Could you tell me more about the experience shooting Fish Tank? Were there any other realist films that inspired the style of the film?
Fish Tank was my 3rd film working with Andrea and we had a good shorthand in what style to shoot. It was a bit like Wasp, as the camera was free to film the character of Mia and follow here closely in all the situations she encountered. The power of Fish Tank is in her character and the story Andrea creates for her world.
I think because we had been filming a bit together at this stage we didn’t really refer to any other films as such, but we did discover 4 x 3 aspect ratio on Fish Tank which was a big discovery for us and informed a lot of the films we have done together since.
You also frequently collaborate with Ken Loach. What's the process like working with him?
Working with Ken is a very different approach stylistically to Andrea’s films. Ken has a unique vision as to how he sees the world he wants to film. We are a team of technicians who Ken brings together to realise his and Paul Laverty, his writer, vision of telling the story. The big fundamental difference between both directors is that Andrea’s films are more handheld whereas Ken’s films are shot primarily on a tripod and longer lenses.
You've recently worked with Noah Baumbach on The Meyerowitz Stories and then again on Marriage Story. How did you prepare for Marriage Story? Did you draw up a rigid shot list, or did you shoot in the moment?
Noah has a distinct style of filming also. He likes to prepare a shot-list and conceive a way of shooting before we are on the set, but that isn’t to say that he isn’t open to changing shots in the moment. However with his scripts there are definitive cutting points that lead onto the next scene and mostly these are planned to the cut, which is important to prepare for.
Can you think of a shot throughout your career that you are particularly proud of?

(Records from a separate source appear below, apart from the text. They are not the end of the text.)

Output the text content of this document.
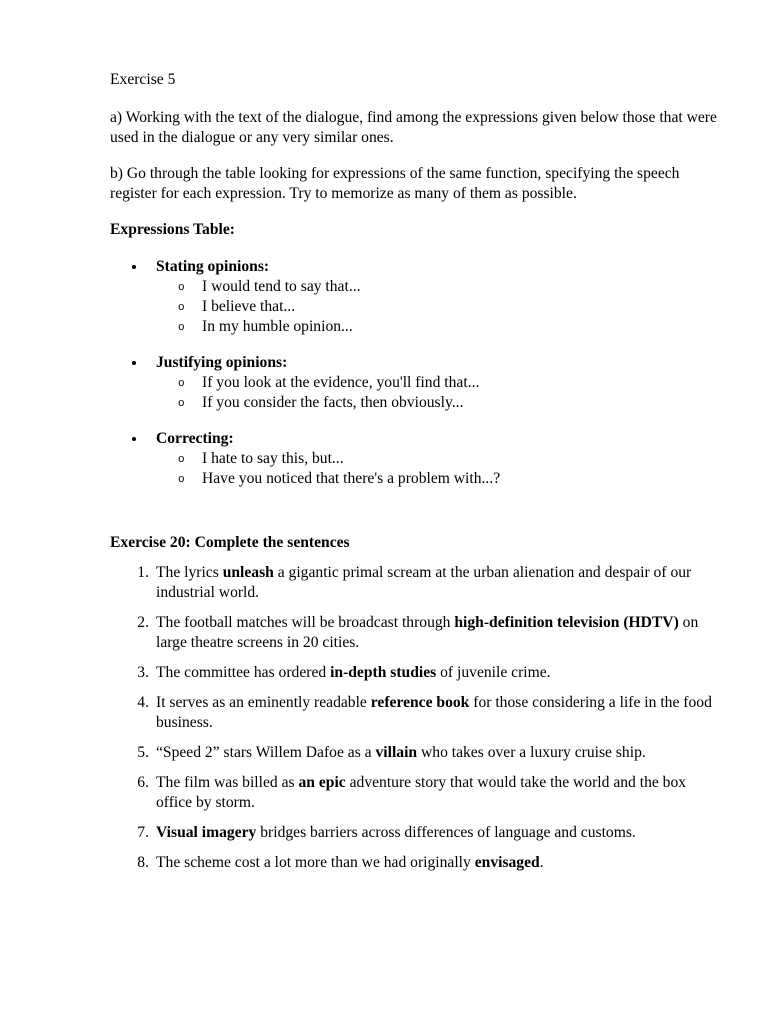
Exercise 5

a) Working with the text of the dialogue, find among the expressions given below those that were used in the dialogue or any very similar ones.

b) Go through the table looking for expressions of the same function, specifying the speech register for each expression. Try to memorize as many of them as possible.

Expressions Table:

Stating opinions:
o I would tend to say that...
o I believe that...
o In my humble opinion...
Justifying opinions:
o If you look at the evidence, you'll find that...
o If you consider the facts, then obviously...
Correcting:
o I hate to say this, but...
o Have you noticed that there's a problem with...?

Exercise 20: Complete the sentences

1. The lyrics unleash a gigantic primal scream at the urban alienation and despair of our industrial world.
2. The football matches will be broadcast through high-definition television (HDTV) on large theatre screens in 20 cities.
3. The committee has ordered in-depth studies of juvenile crime.
4. It serves as an eminently readable reference book for those considering a life in the food business.
5. “Speed 2” stars Willem Dafoe as a villain who takes over a luxury cruise ship.
6. The film was billed as an epic adventure story that would take the world and the box office by storm.
7. Visual imagery bridges barriers across differences of language and customs.
8. The scheme cost a lot more than we had originally envisaged.
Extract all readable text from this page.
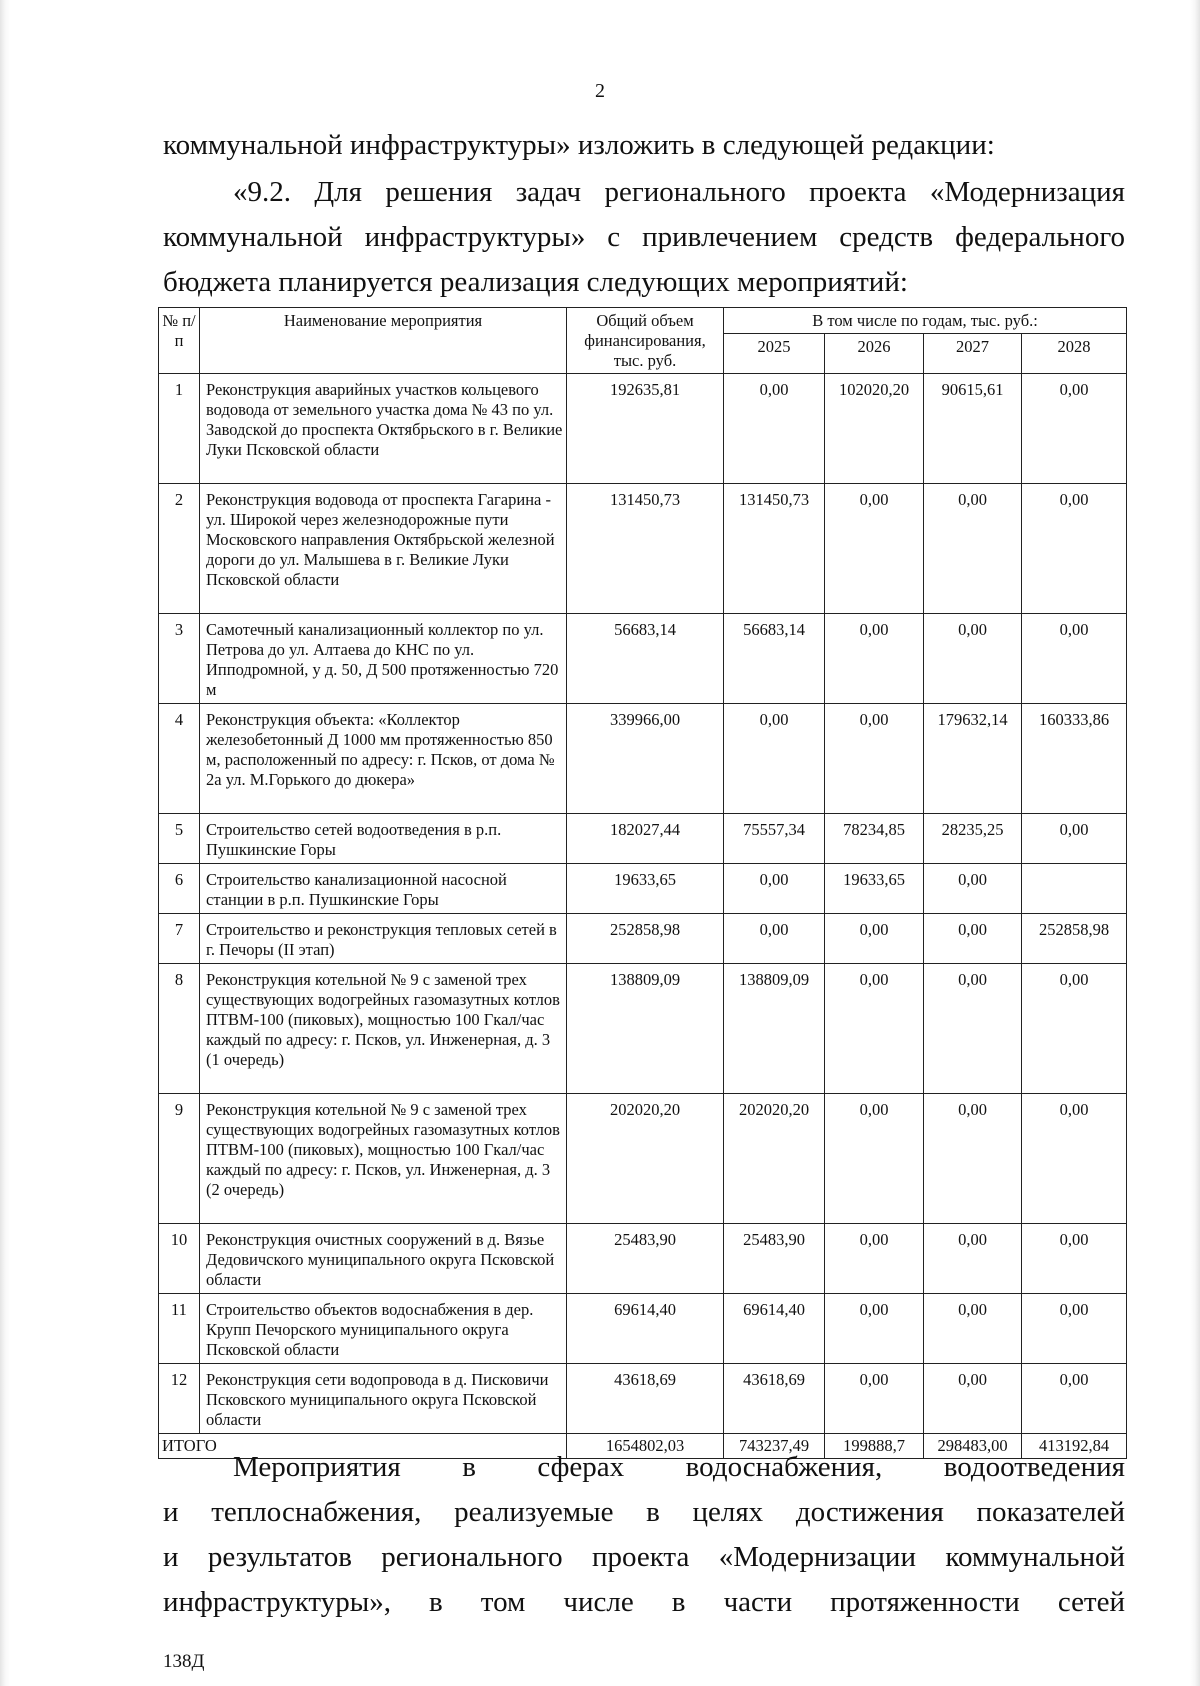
2
коммунальной инфраструктуры» изложить в следующей редакции:
«9.2. Для решения задач регионального проекта «Модернизация
коммунальной инфраструктуры» с привлечением средств федерального
бюджета планируется реализация следующих мероприятий:
№ п/п	Наименование мероприятия	Общий объем финансирования, тыс. руб.	В том числе по годам, тыс. руб.:			
			2025	2026	2027	2028
1	Реконструкция аварийных участков кольцевого водовода от земельного участка дома № 43 по ул. Заводской до проспекта Октябрьского в г. Великие Луки Псковской области	192635,81	0,00	102020,20	90615,61	0,00
2	Реконструкция водовода от проспекта Гагарина - ул. Широкой через железнодорожные пути Московского направления Октябрьской железной дороги до ул. Малышева в г. Великие Луки Псковской области	131450,73	131450,73	0,00	0,00	0,00
3	Самотечный канализационный коллектор по ул. Петрова до ул. Алтаева до КНС по ул. Ипподромной, у д. 50, Д 500 протяженностью 720 м	56683,14	56683,14	0,00	0,00	0,00
4	Реконструкция объекта: «Коллектор железобетонный Д 1000 мм протяженностью 850 м, расположенный по адресу: г. Псков, от дома № 2а ул. М.Горького до дюкера»	339966,00	0,00	0,00	179632,14	160333,86
5	Строительство сетей водоотведения в р.п. Пушкинские Горы	182027,44	75557,34	78234,85	28235,25	0,00
6	Строительство канализационной насосной станции в р.п. Пушкинские Горы	19633,65	0,00	19633,65	0,00	
7	Строительство и реконструкция тепловых сетей в г. Печоры (II этап)	252858,98	0,00	0,00	0,00	252858,98
8	Реконструкция котельной № 9 с заменой трех существующих водогрейных газомазутных котлов ПТВМ-100 (пиковых), мощностью 100 Гкал/час каждый по адресу: г. Псков, ул. Инженерная, д. 3 (1 очередь)	138809,09	138809,09	0,00	0,00	0,00
9	Реконструкция котельной № 9 с заменой трех существующих водогрейных газомазутных котлов ПТВМ-100 (пиковых), мощностью 100 Гкал/час каждый по адресу: г. Псков, ул. Инженерная, д. 3 (2 очередь)	202020,20	202020,20	0,00	0,00	0,00
10	Реконструкция очистных сооружений в д. Вязье Дедовичского муниципального округа Псковской области	25483,90	25483,90	0,00	0,00	0,00
11	Строительство объектов водоснабжения в дер. Крупп Печорского муниципального округа Псковской области	69614,40	69614,40	0,00	0,00	0,00
12	Реконструкция сети водопровода в д. Писковичи Псковского муниципального округа Псковской области	43618,69	43618,69	0,00	0,00	0,00
ИТОГО		1654802,03	743237,49	199888,7	298483,00	413192,84
Мероприятия в сферах водоснабжения, водоотведения
и теплоснабжения, реализуемые в целях достижения показателей
и результатов регионального проекта «Модернизации коммунальной
инфраструктуры», в том числе в части протяженности сетей
138Д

Off the top of my head and seeing as we are talking about Fish Tank … one of my favourite shots from that film is the shot when Mia escapes from the travellers camp and runs as fast as she can … so the camera was in a pick-up truck and we were able to travel as fast as she could run. There’s a real sense of escape and freedom to this shot and I like it a lot because what is in her head at that moment is achieved visually.